Project

General

Profile

28-March-2016

Attending: Satish, Felipe, Paola, Chris, Enrique, Joe, Paul S, Kanika, Paul R

Computing issues (All)

Running at Wisconsin

On Sunday, a black hole node developed at Wisconsin. Enrique will file a GOC ticket. Satish will cut a new version of NGU that removes Wisconsin from the list of recommended sites. There was some discussion of the best way to implement this including basing it off of the head of NGU, or basing it off of the CURRENT version.
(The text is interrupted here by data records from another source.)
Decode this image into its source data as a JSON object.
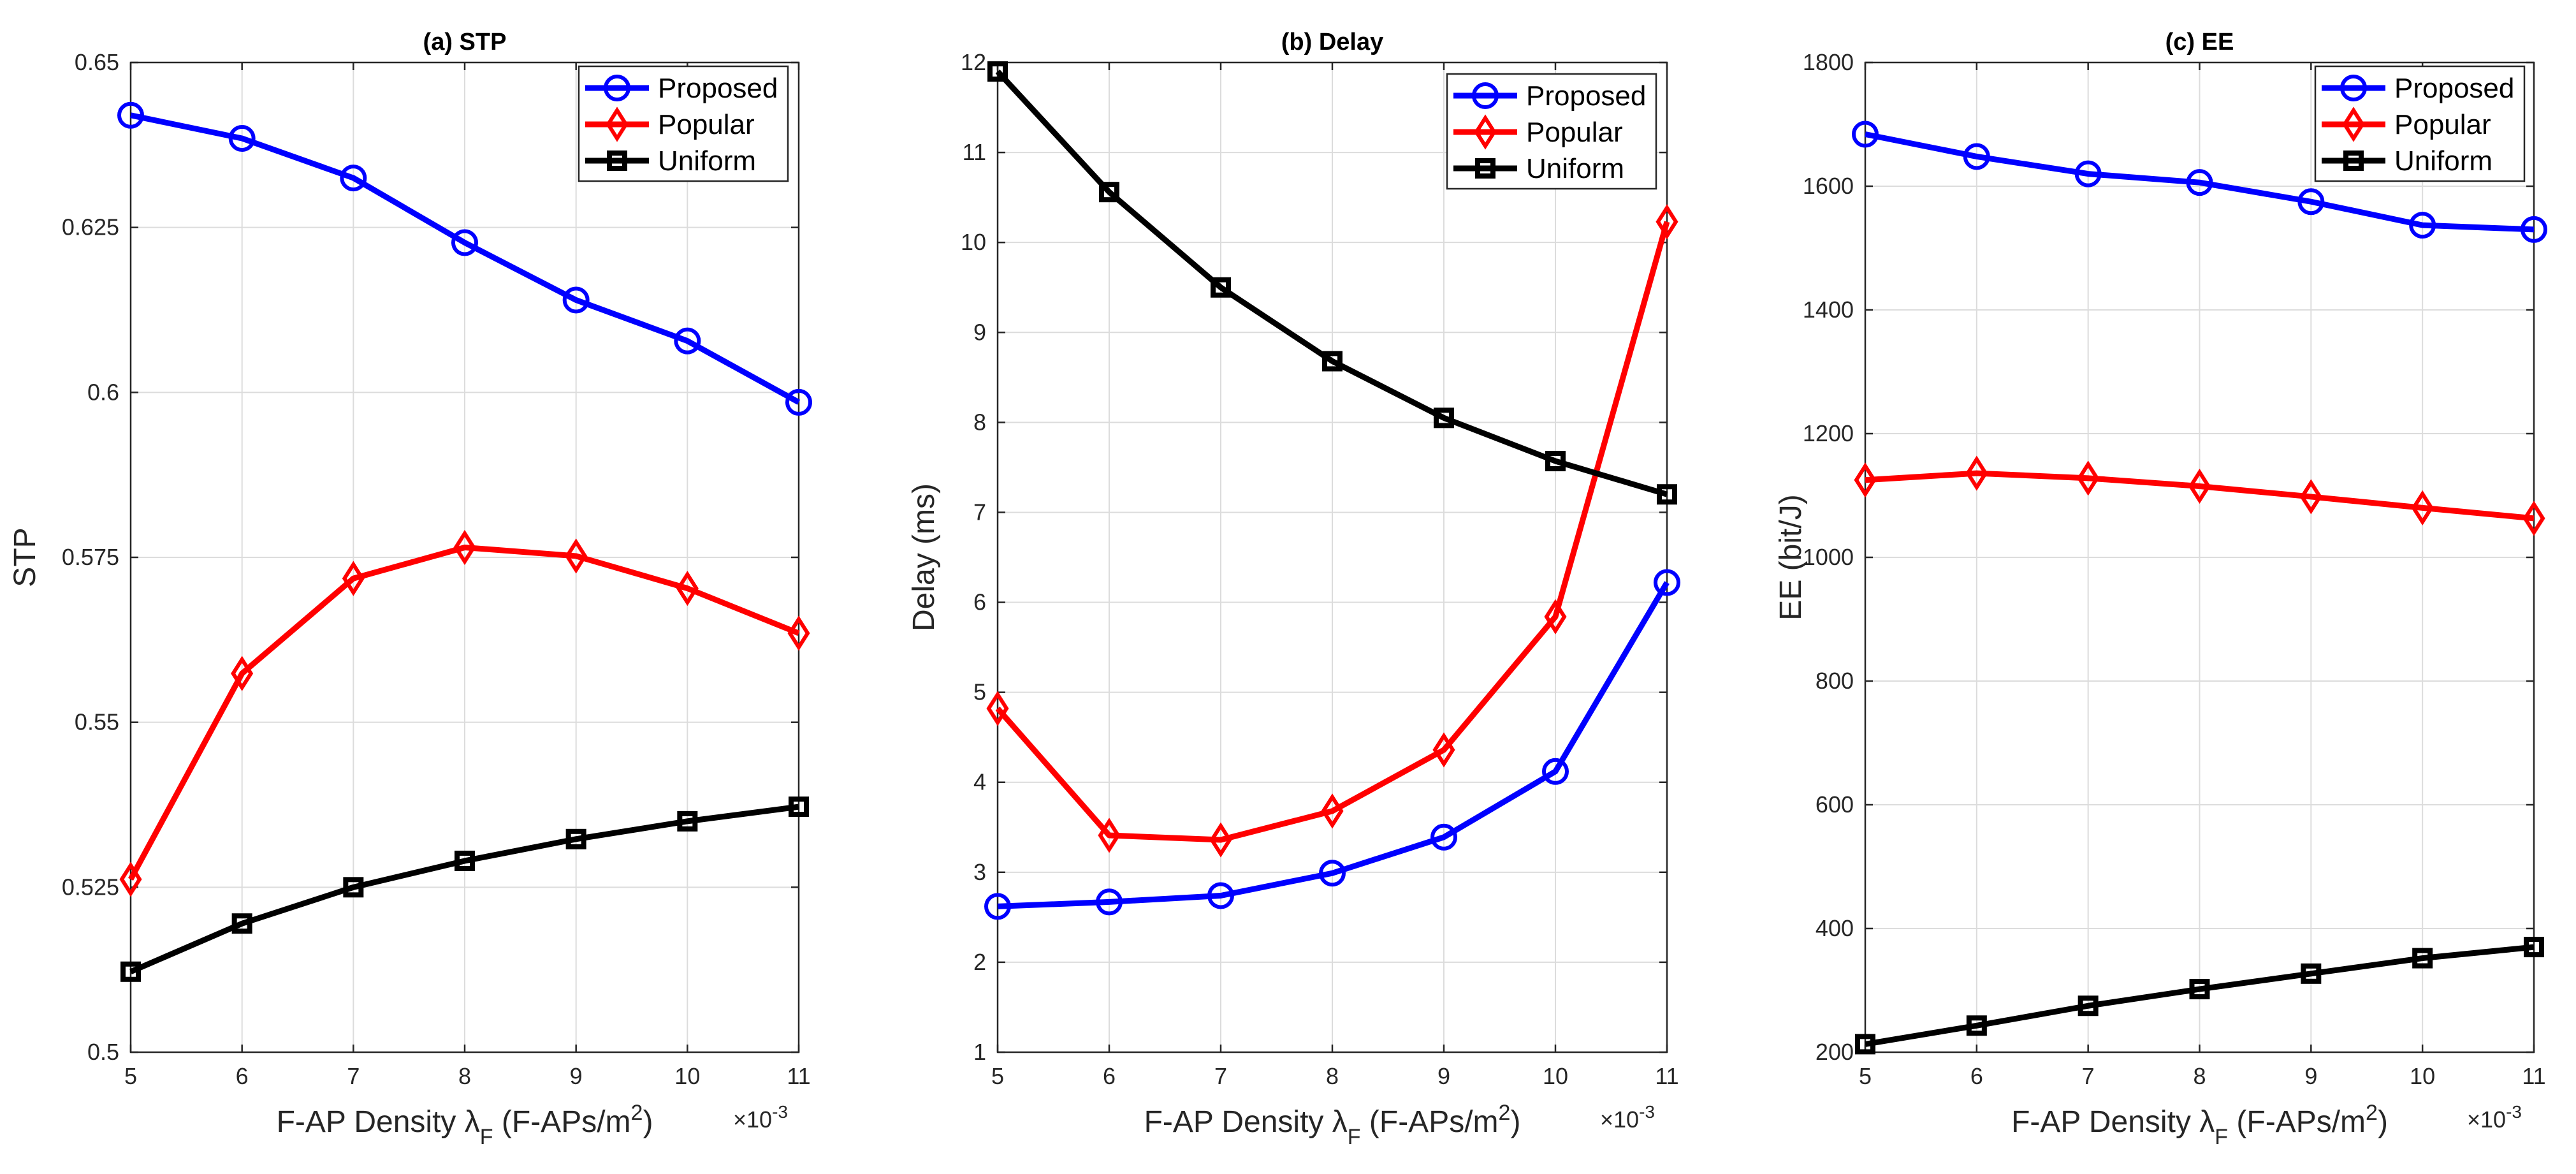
{
  "chart_data": [
    {
      "type": "line",
      "title": "(a) STP",
      "xlabel": "F-AP Density λF (F-APs/m2)",
      "xlabel_parts": {
        "pre": "F-AP Density ",
        "sym": "λ",
        "sub": "F",
        "mid": " (F-APs/m",
        "sup": "2",
        "post": ")"
      },
      "ylabel": "STP",
      "x_exponent": "×10",
      "x_exponent_power": "-3",
      "x": [
        5,
        6,
        7,
        8,
        9,
        10,
        11
      ],
      "xlim": [
        5,
        11
      ],
      "ylim": [
        0.5,
        0.65
      ],
      "xticks": [
        "5",
        "6",
        "7",
        "8",
        "9",
        "10",
        "11"
      ],
      "yticks": [
        {
          "v": 0.5,
          "label": "0.5"
        },
        {
          "v": 0.525,
          "label": "0.525"
        },
        {
          "v": 0.55,
          "label": "0.55"
        },
        {
          "v": 0.575,
          "label": "0.575"
        },
        {
          "v": 0.6,
          "label": "0.6"
        },
        {
          "v": 0.625,
          "label": "0.625"
        },
        {
          "v": 0.65,
          "label": "0.65"
        }
      ],
      "grid": true,
      "legend": "top-right",
      "series": [
        {
          "name": "Proposed",
          "color": "#0000ff",
          "marker": "circle",
          "values": [
            0.642,
            0.6385,
            0.6325,
            0.6227,
            0.614,
            0.6078,
            0.5985
          ]
        },
        {
          "name": "Popular",
          "color": "#ff0000",
          "marker": "diamond",
          "values": [
            0.5262,
            0.5574,
            0.5718,
            0.5765,
            0.5752,
            0.5703,
            0.5635
          ]
        },
        {
          "name": "Uniform",
          "color": "#000000",
          "marker": "square",
          "values": [
            0.5122,
            0.5195,
            0.525,
            0.529,
            0.5323,
            0.535,
            0.5372
          ]
        }
      ]
    },
    {
      "type": "line",
      "title": "(b) Delay",
      "xlabel": "F-AP Density λF (F-APs/m2)",
      "xlabel_parts": {
        "pre": "F-AP Density ",
        "sym": "λ",
        "sub": "F",
        "mid": " (F-APs/m",
        "sup": "2",
        "post": ")"
      },
      "ylabel": "Delay (ms)",
      "x_exponent": "×10",
      "x_exponent_power": "-3",
      "x": [
        5,
        6,
        7,
        8,
        9,
        10,
        11
      ],
      "xlim": [
        5,
        11
      ],
      "ylim": [
        1,
        12
      ],
      "xticks": [
        "5",
        "6",
        "7",
        "8",
        "9",
        "10",
        "11"
      ],
      "yticks": [
        {
          "v": 1,
          "label": "1"
        },
        {
          "v": 2,
          "label": "2"
        },
        {
          "v": 3,
          "label": "3"
        },
        {
          "v": 4,
          "label": "4"
        },
        {
          "v": 5,
          "label": "5"
        },
        {
          "v": 6,
          "label": "6"
        },
        {
          "v": 7,
          "label": "7"
        },
        {
          "v": 8,
          "label": "8"
        },
        {
          "v": 9,
          "label": "9"
        },
        {
          "v": 10,
          "label": "10"
        },
        {
          "v": 11,
          "label": "11"
        },
        {
          "v": 12,
          "label": "12"
        }
      ],
      "grid": true,
      "legend": "top-right",
      "series": [
        {
          "name": "Proposed",
          "color": "#0000ff",
          "marker": "circle",
          "values": [
            2.62,
            2.67,
            2.74,
            2.99,
            3.39,
            4.12,
            6.22
          ]
        },
        {
          "name": "Popular",
          "color": "#ff0000",
          "marker": "diamond",
          "values": [
            4.82,
            3.41,
            3.36,
            3.68,
            4.36,
            5.84,
            10.23
          ]
        },
        {
          "name": "Uniform",
          "color": "#000000",
          "marker": "square",
          "values": [
            11.9,
            10.56,
            9.5,
            8.68,
            8.05,
            7.57,
            7.2
          ]
        }
      ]
    },
    {
      "type": "line",
      "title": "(c) EE",
      "xlabel": "F-AP Density λF (F-APs/m2)",
      "xlabel_parts": {
        "pre": "F-AP Density ",
        "sym": "λ",
        "sub": "F",
        "mid": " (F-APs/m",
        "sup": "2",
        "post": ")"
      },
      "ylabel": "EE (bit/J)",
      "x_exponent": "×10",
      "x_exponent_power": "-3",
      "x": [
        5,
        6,
        7,
        8,
        9,
        10,
        11
      ],
      "xlim": [
        5,
        11
      ],
      "ylim": [
        200,
        1800
      ],
      "xticks": [
        "5",
        "6",
        "7",
        "8",
        "9",
        "10",
        "11"
      ],
      "yticks": [
        {
          "v": 200,
          "label": "200"
        },
        {
          "v": 400,
          "label": "400"
        },
        {
          "v": 600,
          "label": "600"
        },
        {
          "v": 800,
          "label": "800"
        },
        {
          "v": 1000,
          "label": "1000"
        },
        {
          "v": 1200,
          "label": "1200"
        },
        {
          "v": 1400,
          "label": "1400"
        },
        {
          "v": 1600,
          "label": "1600"
        },
        {
          "v": 1800,
          "label": "1800"
        }
      ],
      "grid": true,
      "legend": "top-right",
      "series": [
        {
          "name": "Proposed",
          "color": "#0000ff",
          "marker": "circle",
          "values": [
            1684,
            1648,
            1620,
            1606,
            1575,
            1537,
            1530
          ]
        },
        {
          "name": "Popular",
          "color": "#ff0000",
          "marker": "diamond",
          "values": [
            1125,
            1136,
            1128,
            1115,
            1098,
            1080,
            1063
          ]
        },
        {
          "name": "Uniform",
          "color": "#000000",
          "marker": "square",
          "values": [
            213,
            243,
            275,
            302,
            327,
            352,
            370
          ]
        }
      ]
    }
  ]
}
The former is technically easier, and there has been some running with TEST, so we are reasonably confident that it won’t cause any issues.

SAM slowness

Especially on Sunday and seemingly continuing into today, we are faced with the problem of SAM being very slow, often to the point of being unusable. This extended to dataset counting queries, project starting and even dataset deletion. There was some skepticism to the notion that the issues with dCache could be causing all of these problems. The issue of the frequently dying SAM projects was also raised, although there is no solution in hand for that at the present time. Satish will follow up with Rob, and Kanika will update her ticket to increase the priority and

Tags (Paul)

Last week Paul cut S16-03-25, as a regular biweekly snapshot. He also cut R16-03-03-prod2reco.b, needed for MRE; and S16-01-07.a to fix some database issues for reco-keepup. He is also preparing a new release based on prod2genie that includes a new version of nutools (1.24-02) needed to test the new version of geant. He is waiting for new builds of novadaq and novaddt to finish it. Nightly builds seem to be in good shape.

Dataset Definitions (Joe)

Joe is working on creating the cosmic dataset definitions right now.

He’s also been through the definitions on the website. Most definitions are ok, except for the ND numi ones. They are currently good to use, but are potentially unsafe. Joe has produced more robust definitions, which Satish will add to the website, replacing the current ones. Joe also found some batch specific definitions. Satish will clean these up.

Joe and Enrique will follow up on getting the calib-func-X definitions created and validated.

Chris requested that the Birks sample defintions be announced to the collaboration. Satish will do this.

ND Numi cleanup (Satish)

This is done.

Samples

ND Data (Bruno)

Bruno was not able to attend today. ND numi processing is mostly done, but there are more missing files than can be explained by the epoch boundary problem. He will need to investigate when he returns from holiday.

Calib Func X (Enrique)

This went well but Satish and Alex killed the straggling jobs on Friday to make room for MRE. FD nonstop has 270/6k files left to drain, which is acceptable. FD flux swap is missing 900 files, which is too much. Enrique will investigate and resubmit some cleanup jobs. ND is close enough.

AWS ND nogenieRW (Paul/OPOS)

There were about 57k files to process, of which about 3/4 are done. Paola is about to submit a recovery dataset. Files are being copied back to FTS by Marc Mengel. The recovery jobs will use decalreFiles and declareLocation options. Paola will first run some small test jobs setting nova.special to aws_test, so that they don’t pollute the standard definitions.

MRE (Kanika)

To review, MRE happens in 3 steps:
  • generation of artdaq files,
  • reco+pid
  • caf-making

The DAQ step is mostly done, but recovery jobs are not going well, plagued by the SAM issues seen over the weekend. Reco+pid had good success on Saturday, but many problems starting on sunday morning because of the SAM issue. This also prevented Kanika form starting up SAM projects to get additional jobs running. She did manage to get MRE data running. LEMServe is at 50% load, because copy-backs are slow (this in turn because of the dCache issues).

Kanika will make an ECL entry with the MRE definitions for collaboration use. They were made by hand, not with Joe’s defgen script.

Kanika will continue running the MRE CAF making over the course of the week.

There was some discussion of what the optimal strategy was for this and the other remaining samples. Satish and Alex will discuss it this afternoon.

We will soon need to start generating MRE systematics. Alex R will be handling this. DAQ generation can start now, but LEM evaluation will have to wait for other samples.

FD cosmic nue (Felipe)

Felipe has been submitting jobs (~85k) over the weekend. Many clusters seem to have finished successfully, but Felipe is waiting on output or draining datasets to confirm they are ok. He did run into the dying project problem as well, which hampered progress. Felipe will send a detailed summary today.

Raw2root keepup (Paola)

This is running smoothly, although on Thursday around 500 jobs crashed because of copy out problems. The issues seems to be resolved now and things are running smoothly again.

Reco keepup (Qiulan)

This has generally been proceeding smoothly, with one failure. The file seemed to run fine interactively, but cannot be processed on the grid. Qiulan will send an email reminder about this issue.